When you run over five epochs, you end up with five files.

<run dir>
weights.01-0.9647.hdf5
weights.02-0.9738.hdf5
weights.03-0.9775.hdf5
weights.04-0.9813.hdf5
weights.05-0.9805.hdf5

By chance in this case the most “accurate” set of weights is epoch 4 not 5. While this is a contrived example, it’s common in training runs for validation accuracy to decline at a certain point.

Select files with min and max patterns

You can select files from an upstream run using select-min and select-max resource source attributes. These apply a pattern to filenames and select a single file name that has the min or max value.

Here’s a downstream operation test that uses select-max to select the weights file with the highest accuracy.

test:
  requires:
    - operation: train
      select-max: weights\.\d+-0\.(\d+)\.hdf5

If you want to use a consistent name for the selected file, use rename.

test:
  requires:
    - operation: train
      select-max: weights\.\d+-0\.(\d+)\.hdf5
      rename: weights.+\.hdf5 weights.hdf5

Note that in the case of a renamed file, the link is maintained to the original generated file so you can resolve the source.
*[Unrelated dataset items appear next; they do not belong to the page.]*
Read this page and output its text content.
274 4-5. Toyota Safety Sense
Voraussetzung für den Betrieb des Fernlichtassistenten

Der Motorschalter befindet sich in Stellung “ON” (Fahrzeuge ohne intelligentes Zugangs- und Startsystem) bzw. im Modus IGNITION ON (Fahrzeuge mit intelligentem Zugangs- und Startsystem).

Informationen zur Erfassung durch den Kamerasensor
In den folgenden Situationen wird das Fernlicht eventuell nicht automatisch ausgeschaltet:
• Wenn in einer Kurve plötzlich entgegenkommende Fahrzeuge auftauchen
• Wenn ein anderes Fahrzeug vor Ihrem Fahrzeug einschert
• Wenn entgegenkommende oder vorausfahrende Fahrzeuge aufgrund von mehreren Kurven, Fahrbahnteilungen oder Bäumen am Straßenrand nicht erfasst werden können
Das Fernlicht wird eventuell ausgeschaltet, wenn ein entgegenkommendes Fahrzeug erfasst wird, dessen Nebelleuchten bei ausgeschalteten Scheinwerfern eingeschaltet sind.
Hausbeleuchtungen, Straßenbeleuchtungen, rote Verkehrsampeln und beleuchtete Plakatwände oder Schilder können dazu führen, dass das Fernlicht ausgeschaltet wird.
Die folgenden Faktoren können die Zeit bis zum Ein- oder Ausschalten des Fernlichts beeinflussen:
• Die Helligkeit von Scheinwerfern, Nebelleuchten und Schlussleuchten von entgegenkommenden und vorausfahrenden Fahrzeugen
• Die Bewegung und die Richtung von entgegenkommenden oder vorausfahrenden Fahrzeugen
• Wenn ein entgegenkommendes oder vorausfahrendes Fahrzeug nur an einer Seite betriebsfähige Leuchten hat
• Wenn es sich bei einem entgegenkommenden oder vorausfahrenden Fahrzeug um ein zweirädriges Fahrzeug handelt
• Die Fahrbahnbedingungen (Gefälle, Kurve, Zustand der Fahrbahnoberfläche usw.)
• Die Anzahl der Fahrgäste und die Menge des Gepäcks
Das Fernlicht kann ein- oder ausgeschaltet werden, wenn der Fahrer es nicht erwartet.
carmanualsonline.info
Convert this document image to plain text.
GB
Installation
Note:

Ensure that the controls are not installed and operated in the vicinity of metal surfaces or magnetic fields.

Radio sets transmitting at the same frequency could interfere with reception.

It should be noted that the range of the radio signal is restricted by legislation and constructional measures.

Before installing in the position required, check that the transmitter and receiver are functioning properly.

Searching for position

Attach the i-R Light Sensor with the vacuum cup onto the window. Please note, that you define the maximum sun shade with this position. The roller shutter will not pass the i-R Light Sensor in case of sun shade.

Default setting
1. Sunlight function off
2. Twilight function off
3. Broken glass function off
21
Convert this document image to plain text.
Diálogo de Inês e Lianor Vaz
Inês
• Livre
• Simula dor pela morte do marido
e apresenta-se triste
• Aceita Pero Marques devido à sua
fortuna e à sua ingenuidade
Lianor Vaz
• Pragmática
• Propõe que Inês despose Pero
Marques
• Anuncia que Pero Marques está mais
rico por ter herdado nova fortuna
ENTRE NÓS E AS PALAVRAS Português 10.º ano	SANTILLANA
As a matter of best practices, leave names unchanged and modify your test script to discover the target files by inspecting a directory. Guild does not support passing selected files as flags.

Rationale

The problem of selecting the “best” file for an operation is hard if you don’t otherwise provide some information about the file. You could resolve all upstream files and rely on the downstream operation to select “best”. That’s a reasonable strategy but it places the burden on the downstream operation. If you know ahead of time the selection criteria values it’s more efficient to encode those values in the generate file names. Then Guild can select “best” by applying a max or min filter using a file name pattern.